These are the commitments that the government of El Salvador must fulfill, in exchange for the IMF board approving the millionaire loan
The staff of the International Monetary Fund (IMF) and the authorities of El Salvador reached an agreement at a technical level for a financial program for 40 months for $1.4 billion, which must be approved by the organization’s board of directors in February 2025, reported the entity on Wednesday.
The agreement is subject to the approval of the IMF Executive Board and conditional on the implementation of the following previously agreed actions:
Fiscal policy
“The program is based on the improvement of the primary balance of around 3.5% of GDP over 3 years, to place the proportion of public debt in relation to GDP on a firm downward path after reaching a maximum of 85% of GDP in 2024”.
“The strong fiscal measures, worth 1.5% of GDP in 2025, already included in the approved budget, will reduce the wage bill, spending on goods and services and transfers to municipalities.”
“Further reform efforts will focus on strengthening the efficiency of the civil service, the viability of the pension system and revenue mobilization to ensure fiscal sustainability and further reduction of borrowing costs.”
SEE: El Salvador reaches a technical agreement with the IMF, after more than three years of negotiations
“Improving public finances will be carried out in a way that strengthens support for the most vulnerable and protects priority public investment.”
This section would imply that the government applies more spending cuts and looks for alternatives to increase income, among other measures that help improve public finances. According to official data, public expenses far exceed the amount that enters the Ministry of Finance, through taxes such as VAT and income.

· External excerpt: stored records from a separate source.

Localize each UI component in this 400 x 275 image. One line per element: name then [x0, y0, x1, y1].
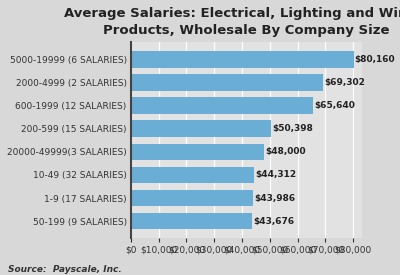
- Text: $43,676: $43,676: [253, 217, 294, 226]
- Text: $50,398: $50,398: [272, 124, 313, 133]
- Text: $80,160: $80,160: [355, 55, 395, 64]
- Bar: [131, 144, 264, 160]
- Bar: [131, 167, 254, 183]
- Text: $48,000: $48,000: [265, 147, 306, 156]
- Bar: [131, 74, 324, 91]
- Bar: [131, 190, 253, 206]
- Bar: [131, 120, 271, 137]
- Bar: [131, 51, 354, 68]
- Title: Average Salaries: Electrical, Lighting and Wiring
Products, Wholesale By Company: Average Salaries: Electrical, Lighting a…: [64, 7, 400, 37]
- Bar: [131, 97, 313, 114]
- Text: $44,312: $44,312: [255, 170, 296, 180]
- Text: $65,640: $65,640: [314, 101, 355, 110]
- Text: $69,302: $69,302: [324, 78, 366, 87]
- Text: $43,986: $43,986: [254, 194, 295, 203]
- Bar: [131, 213, 252, 229]
- Text: Source:  Payscale, Inc.: Source: Payscale, Inc.: [8, 265, 122, 274]
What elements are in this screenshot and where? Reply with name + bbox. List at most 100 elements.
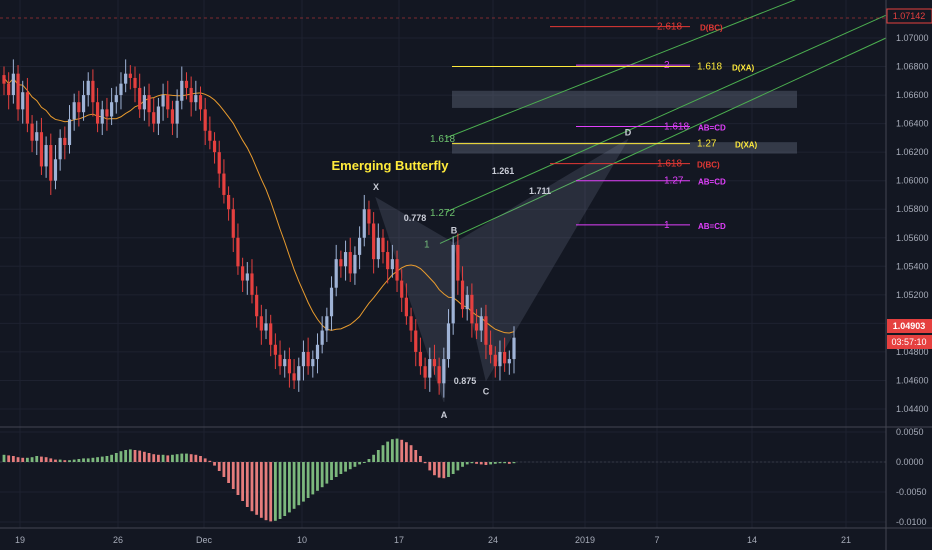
target-zone [452, 142, 797, 154]
osc-bar [283, 462, 287, 516]
candle-body [152, 112, 156, 124]
osc-bar [376, 450, 380, 462]
channel-label: 1.272 [430, 208, 455, 219]
candle-body [315, 344, 320, 360]
price-tick-label: 1.06000 [896, 176, 929, 186]
pattern-bcd [453, 138, 629, 382]
fib-level-ratio: 1.618 [664, 121, 689, 132]
candle-body [212, 140, 217, 153]
candle-body [442, 359, 446, 384]
osc-bar [288, 462, 291, 513]
osc-bar [358, 462, 361, 465]
candle-body [245, 273, 249, 281]
fib-level-tag: D(BC) [700, 24, 723, 33]
candle-body [418, 351, 423, 367]
osc-bar [259, 462, 263, 518]
oscillator-pane [2, 438, 516, 522]
candle-body [156, 106, 161, 124]
fib-level-ratio: 1.27 [664, 176, 684, 187]
candle-body [25, 92, 29, 124]
osc-bar [77, 459, 81, 462]
last-price: 1.04903 [893, 321, 926, 331]
candle-body [166, 95, 170, 110]
osc-bar [306, 462, 310, 498]
osc-bar [367, 459, 371, 462]
osc-bar [512, 462, 516, 464]
candle-body [512, 337, 516, 360]
osc-bar [372, 454, 376, 462]
top-price-marker-box [886, 8, 932, 24]
osc-bar [461, 462, 464, 467]
candle-body [124, 73, 128, 84]
osc-bar [203, 458, 207, 462]
candle-body [208, 130, 212, 141]
price-tick-label: 1.05800 [896, 204, 929, 214]
osc-bar [423, 462, 427, 464]
candle-body [110, 102, 114, 117]
candle-body [30, 123, 34, 141]
candle-body [142, 95, 146, 110]
candle-body [381, 237, 385, 253]
candle-body [311, 359, 315, 367]
fib-level-tag: D(XA) [732, 64, 755, 73]
osc-bar [437, 462, 441, 478]
candle-body [226, 194, 231, 210]
osc-bar [124, 450, 128, 462]
osc-bar [110, 454, 114, 462]
osc-bar [21, 457, 25, 462]
osc-bar [311, 462, 315, 495]
time-tick-label: 2019 [575, 535, 595, 545]
candle-body [456, 244, 460, 281]
candle-body [175, 100, 179, 124]
candle-body [203, 109, 207, 131]
osc-bar [386, 441, 390, 462]
candle-body [105, 109, 109, 117]
candle-body [2, 75, 6, 84]
candle-body [269, 323, 273, 345]
osc-bar [63, 460, 67, 462]
candle-body [180, 80, 184, 101]
candle-body [72, 102, 76, 120]
candle-body [11, 73, 15, 96]
price-tick-label: 1.06200 [896, 147, 929, 157]
time-tick-label: 19 [15, 535, 25, 545]
osc-bar [348, 462, 352, 470]
candle-body [404, 297, 408, 317]
osc-tick-label: -0.0100 [896, 517, 927, 527]
osc-bar [49, 458, 53, 462]
fib-level-tag: AB=CD [698, 123, 726, 132]
candle-body [414, 330, 418, 352]
osc-bar [7, 455, 11, 462]
candle-body [292, 373, 296, 381]
price-tick-label: 1.05600 [896, 233, 929, 243]
osc-bar [114, 453, 118, 462]
time-tick-label: 10 [297, 535, 307, 545]
osc-bar [100, 456, 104, 462]
candle-body [81, 95, 86, 113]
candle-body [320, 330, 324, 345]
channel-label: 1 [424, 239, 430, 250]
osc-bar [433, 462, 436, 476]
time-tick-label: 26 [113, 535, 123, 545]
fib-level-ratio: 1.27 [697, 139, 717, 150]
osc-bar [128, 449, 132, 462]
candle-body [348, 252, 352, 274]
ma-line [3, 77, 515, 334]
pattern-point-d: D [625, 127, 632, 137]
osc-bar [489, 462, 493, 465]
candle-body [147, 95, 151, 113]
chart-title: Emerging Butterfly [331, 158, 449, 173]
candle-body [241, 266, 245, 281]
price-tick-label: 1.05200 [896, 290, 929, 300]
candle-body [53, 159, 58, 181]
candle-body [503, 351, 507, 364]
candles[interactable] [2, 59, 516, 398]
candle-body [460, 280, 465, 310]
pattern-point-a: A [441, 410, 448, 420]
candle-body [170, 109, 175, 124]
osc-bar [147, 453, 151, 462]
time-tick-label: 17 [394, 535, 404, 545]
candle-body [255, 294, 259, 317]
candle-body [231, 209, 235, 238]
osc-bar [138, 450, 142, 462]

This adjustment in finances would mean that the government must achieve a reduction in the budget deficit (difference between expenses and income) by around $1.2 billion in three years, that is, about $400 million per year.
Governance and transparency
“Fiscal transparency will be substantially strengthened, starting with early efforts to improve the fiscal responsibility framework, as well as information that is published about public debt, pensionsstate companies, and public contracts with transparency about the final beneficiaries”.

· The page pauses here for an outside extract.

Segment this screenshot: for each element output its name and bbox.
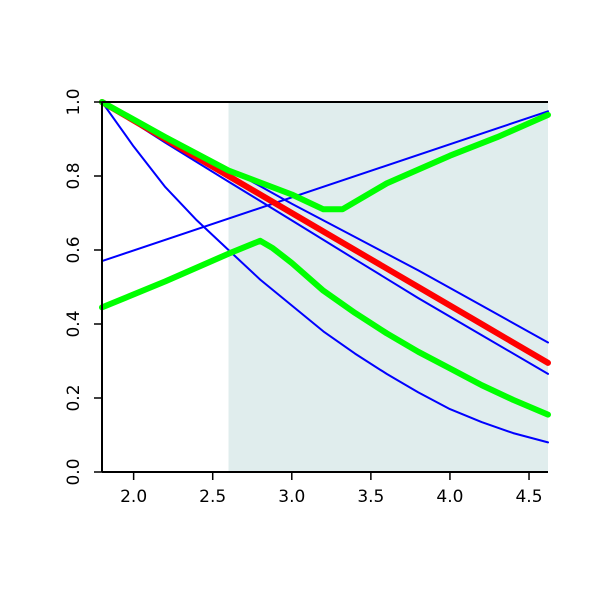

“To boost the business climate and resilience, additional efforts will be made to reduce bureaucracy, modernize infrastructure and adapt to climate change, with the support of development partner institutions.”
“Fiscal and financial sector buffers will be improved, including through an early reinforcement of banks’ liquidity framework that also supports continued growth in credit to the private sector.”
“The liquidity reserves required of banks, which currently stand at the equivalent of 11.5% of deposits, will gradually reach 15% by the end of June 2026.”
“IMF financing will strengthen the central bank’s gross reserves, thus strengthening its ability to deal with crises. At the same time, reforms will be advanced to adapt banking regulations to Basel III standards on risk-based supervision” .
Digital assets
“In line with IMF policies, the potential risks of the Bitcoin project will decrease significantly. Legal reforms will make the acceptance of Bitcoin by the private sector voluntary.”
“For the public sector, participation in economic activities related to Bitcoin and Bitcoin transactions and purchases will be delimited.”
“Taxes can be paid only in dollars and the government’s participation in the crypto wallet (Chivo) will be gradually reduced.”
“To safeguard financial stability and integrity, and protect consumers and investors, transparency, regulation and supervision of the digital asset industry will be improved.”
This section would imply that Nayib Bukele’s government must send to the Legislative Assembly the respective reforms to the Bitcoin Law, which was approved in June 2021 and which since September of that year has given legal tender status to the cryptocurrency. high volatility. And it will probably involve changes to other digital asset laws that were approved after Bitcoin.